By Anthony McAuley | NOLA.com | August 23, 2022
A New Orleans-based commodities and fuel storage firm has given The Nola Coalition advocacy group a donation of $1 million, the alliance’s largest contribution so far as it campaigns for a new strategy to deal with violent crime in the city.
International-Matex Tank Terminals’ Chief Executive Carlin Conner said his firm decided to contribute and to get involved directly in the program because it sees crime as a primary obstacle to the city reaching its full economic potential.
IMTT was lauded by Gov. John Bel Edwards and others when company officials decided in 2020 to stay in the city. Instead of moving the national headquarters to Houston after its purchase that year by Riverstone Holdings, a private investment group, for $2.7 billion, it moved its Texas central office operations to New Orleans and kept its headquarters on Poydras Street in the Central Business District.
‘Embrace the city’
“We ended up deciding to leave the headquarters in town and embrace the city,” said Conner, who said that the downtown office now consists of about 100 people, which includes both locally recruited staff as well as those who relocated from out of state.
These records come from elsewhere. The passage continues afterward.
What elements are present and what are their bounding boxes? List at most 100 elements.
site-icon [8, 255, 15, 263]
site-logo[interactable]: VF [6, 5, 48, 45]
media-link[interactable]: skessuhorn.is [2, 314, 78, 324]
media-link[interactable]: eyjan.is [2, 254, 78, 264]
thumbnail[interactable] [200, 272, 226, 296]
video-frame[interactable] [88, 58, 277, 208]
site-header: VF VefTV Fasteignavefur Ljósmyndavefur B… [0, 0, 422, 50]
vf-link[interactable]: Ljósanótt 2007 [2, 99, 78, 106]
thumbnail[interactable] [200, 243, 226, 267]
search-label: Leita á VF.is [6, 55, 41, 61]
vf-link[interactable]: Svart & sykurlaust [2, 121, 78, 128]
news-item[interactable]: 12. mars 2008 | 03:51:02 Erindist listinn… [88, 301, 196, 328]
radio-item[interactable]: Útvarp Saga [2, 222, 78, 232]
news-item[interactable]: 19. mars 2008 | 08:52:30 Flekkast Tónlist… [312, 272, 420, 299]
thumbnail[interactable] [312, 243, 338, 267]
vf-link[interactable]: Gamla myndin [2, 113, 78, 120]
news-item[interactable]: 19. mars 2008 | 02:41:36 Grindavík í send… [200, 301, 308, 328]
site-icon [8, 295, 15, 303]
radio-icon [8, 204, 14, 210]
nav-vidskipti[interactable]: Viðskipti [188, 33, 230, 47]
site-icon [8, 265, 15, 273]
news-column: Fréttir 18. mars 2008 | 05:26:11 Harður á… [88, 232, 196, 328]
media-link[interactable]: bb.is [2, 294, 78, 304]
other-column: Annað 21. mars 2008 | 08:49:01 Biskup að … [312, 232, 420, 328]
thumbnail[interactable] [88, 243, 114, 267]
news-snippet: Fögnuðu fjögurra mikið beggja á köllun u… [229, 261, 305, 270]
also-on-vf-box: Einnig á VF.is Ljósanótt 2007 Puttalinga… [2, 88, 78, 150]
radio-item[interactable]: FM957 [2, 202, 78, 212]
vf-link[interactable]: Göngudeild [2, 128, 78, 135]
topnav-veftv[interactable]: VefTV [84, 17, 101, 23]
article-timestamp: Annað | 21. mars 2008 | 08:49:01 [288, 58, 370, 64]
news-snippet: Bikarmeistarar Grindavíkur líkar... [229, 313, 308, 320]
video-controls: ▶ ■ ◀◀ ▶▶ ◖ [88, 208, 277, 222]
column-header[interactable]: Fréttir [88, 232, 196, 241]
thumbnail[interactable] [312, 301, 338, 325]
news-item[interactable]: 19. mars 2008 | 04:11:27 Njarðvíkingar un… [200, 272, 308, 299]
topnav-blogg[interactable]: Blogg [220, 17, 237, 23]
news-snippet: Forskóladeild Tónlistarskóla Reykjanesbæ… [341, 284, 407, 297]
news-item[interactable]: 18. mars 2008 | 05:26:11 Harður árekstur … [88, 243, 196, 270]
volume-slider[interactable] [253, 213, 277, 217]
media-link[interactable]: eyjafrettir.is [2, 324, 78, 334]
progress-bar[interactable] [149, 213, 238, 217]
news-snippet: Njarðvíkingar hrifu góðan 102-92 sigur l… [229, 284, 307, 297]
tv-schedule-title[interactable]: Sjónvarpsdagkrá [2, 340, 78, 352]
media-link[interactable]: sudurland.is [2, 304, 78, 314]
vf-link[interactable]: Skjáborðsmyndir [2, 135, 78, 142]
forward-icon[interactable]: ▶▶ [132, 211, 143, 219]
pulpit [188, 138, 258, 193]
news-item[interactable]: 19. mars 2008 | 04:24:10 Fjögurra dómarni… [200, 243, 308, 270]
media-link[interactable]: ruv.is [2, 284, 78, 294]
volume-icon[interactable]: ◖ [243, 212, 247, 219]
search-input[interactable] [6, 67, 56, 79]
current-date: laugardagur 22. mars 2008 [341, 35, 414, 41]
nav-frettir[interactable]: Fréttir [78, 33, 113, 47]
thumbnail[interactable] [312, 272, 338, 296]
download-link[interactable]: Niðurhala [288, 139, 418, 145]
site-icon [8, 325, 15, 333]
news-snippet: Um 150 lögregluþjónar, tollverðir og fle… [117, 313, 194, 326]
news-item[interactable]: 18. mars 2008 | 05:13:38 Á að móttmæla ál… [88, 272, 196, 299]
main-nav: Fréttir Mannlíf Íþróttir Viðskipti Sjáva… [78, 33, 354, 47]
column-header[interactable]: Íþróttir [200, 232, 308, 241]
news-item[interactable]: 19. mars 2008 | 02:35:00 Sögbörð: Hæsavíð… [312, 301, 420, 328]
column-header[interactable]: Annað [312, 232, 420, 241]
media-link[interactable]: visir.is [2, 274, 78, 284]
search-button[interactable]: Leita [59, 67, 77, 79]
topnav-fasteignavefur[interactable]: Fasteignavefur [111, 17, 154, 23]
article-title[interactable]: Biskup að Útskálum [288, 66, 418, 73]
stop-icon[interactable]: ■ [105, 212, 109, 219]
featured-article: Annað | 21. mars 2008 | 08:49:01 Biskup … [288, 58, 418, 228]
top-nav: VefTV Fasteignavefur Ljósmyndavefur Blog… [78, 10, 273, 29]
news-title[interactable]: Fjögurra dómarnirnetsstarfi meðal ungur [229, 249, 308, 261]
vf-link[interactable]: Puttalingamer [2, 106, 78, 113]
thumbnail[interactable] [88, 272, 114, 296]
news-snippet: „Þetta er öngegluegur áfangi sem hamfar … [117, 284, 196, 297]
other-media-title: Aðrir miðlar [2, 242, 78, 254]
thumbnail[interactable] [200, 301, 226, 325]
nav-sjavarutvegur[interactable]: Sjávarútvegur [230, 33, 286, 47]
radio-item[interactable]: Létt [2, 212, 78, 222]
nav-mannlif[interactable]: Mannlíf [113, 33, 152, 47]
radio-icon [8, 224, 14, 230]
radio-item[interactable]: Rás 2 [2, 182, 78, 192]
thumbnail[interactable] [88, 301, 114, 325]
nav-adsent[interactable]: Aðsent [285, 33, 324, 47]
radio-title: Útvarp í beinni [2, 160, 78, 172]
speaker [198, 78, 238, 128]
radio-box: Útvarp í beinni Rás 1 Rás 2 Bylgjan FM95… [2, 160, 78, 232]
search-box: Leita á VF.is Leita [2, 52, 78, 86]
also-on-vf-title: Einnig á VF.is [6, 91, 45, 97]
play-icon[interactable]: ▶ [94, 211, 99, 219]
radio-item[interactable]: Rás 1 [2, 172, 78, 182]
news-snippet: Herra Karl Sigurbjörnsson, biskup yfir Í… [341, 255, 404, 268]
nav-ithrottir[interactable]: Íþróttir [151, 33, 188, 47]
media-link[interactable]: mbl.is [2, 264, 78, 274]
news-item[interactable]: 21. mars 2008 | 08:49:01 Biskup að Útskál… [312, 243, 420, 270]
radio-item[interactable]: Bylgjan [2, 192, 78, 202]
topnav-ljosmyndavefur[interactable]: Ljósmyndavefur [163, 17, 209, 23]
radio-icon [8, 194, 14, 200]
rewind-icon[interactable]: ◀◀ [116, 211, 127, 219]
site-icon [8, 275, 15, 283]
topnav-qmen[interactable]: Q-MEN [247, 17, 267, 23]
Founded in 1939 in Avondale by James J. Coleman Sr., IMTT was sold by the Coleman family in 2014 for $1 billion to a division of the Australia-based banking and commodities giant Macquarie Group, who then sold it to Riverstone. Dathel Georges, who owns The Times-Picayune with her husband, John, is a member of the Coleman family.
Conner moved to the city from Tulsa, Oklahoma, to run IMTT after the takeover.
“The new folks, we’re kind of learning the lay of the land here, and that background helps to explain why we decided to get involved with organizations like the Business Council (of New Orleans and the River Region) and the Metropolitan Crime Commission, and the recognition that crime is a major issue for New Orleans,” he said.
That has now led to the involvement with The Nola Coalition, which was formed last month by a broad group of businesses and civic groups. The group has argued that direct action is needed from the community to stanch the violent crime surge and bolster the fast-depleting ranks of the NOPD.
GNO Inc., the regional economic development agency, is the convener of the various organizations that now include more than 230 businesses and more than 160 diverse civic organizations, including the NAACP, The Artists of Frenchmen Street, Fix Nola and Voices of the Victims of Crime.
The aims of the coalition are two-fold. It is pushing for more resources for the police and prosecutors, including more money to recruit staff and — controversially — the use of more surveillance technology for crime detection and prevention. Also, it is seeking to raise at least $15 million over the next three years to be spent in various community outreach programs designed to direct people toward productive endeavors and away from crime.
Conner said that $150,000 of IMTT’s donation will go towards funding GNO Inc’s staffing and administration over the next three years as it lobbies for better policing and monitors the coalition’s progress.
The remaining money will go toward community outreach groups. Conner said that they plan to choose a handful of community organizations from among the coalition’s membership.
“In addition to just writing the check we want to work with some of the smaller community groups that have proven success but need to scale up,” he said. “We want to use our talents and our employees want to be involved.”
Since the decision was made to locate IMTT in New Orleans “we’ve been paying attention and trying to figure out what is going to be our passion here, and we’ve decided that youth services is the area of greatest need,” Conner explained. “A lot of these kids don’t have great mentorship, they may have incarcerated parents and can’t break the cycle of violence. If we can make a difference and turn some of these kids around and they can go on to be productive and happy citizens, that’s great. It’s also good for business.”
Michael Hecht, president and CEO of GNO Inc., said he sees the IMTT contribution as representative of “a new generation of philanthropic leadership” in the city, one that is more deeply involved in the issues and active in the response.
GNO Inc. has been sending out weekly dispatches about progress since The Nola Coalition launched in mid-July. In the latest update, it notes that City Council member JP Morrell is pushing for aggregation of criminal justice data to see trends in real time; also, that the NOPD is continuing its efforts to recruit a chief administrative officer or chief operating officer to lead efforts to “civilianize” some of the tasks of the police force.
On the community outreach side, the latest report said so far $2.25 million has been raised out of a goal for the first year of $5 million.
“This local investment (from IMTT), combined with our anticipated national fundraising success, means that the coalition is well positioned to meet and exceed its $15 million three-year goal,” Hecht said.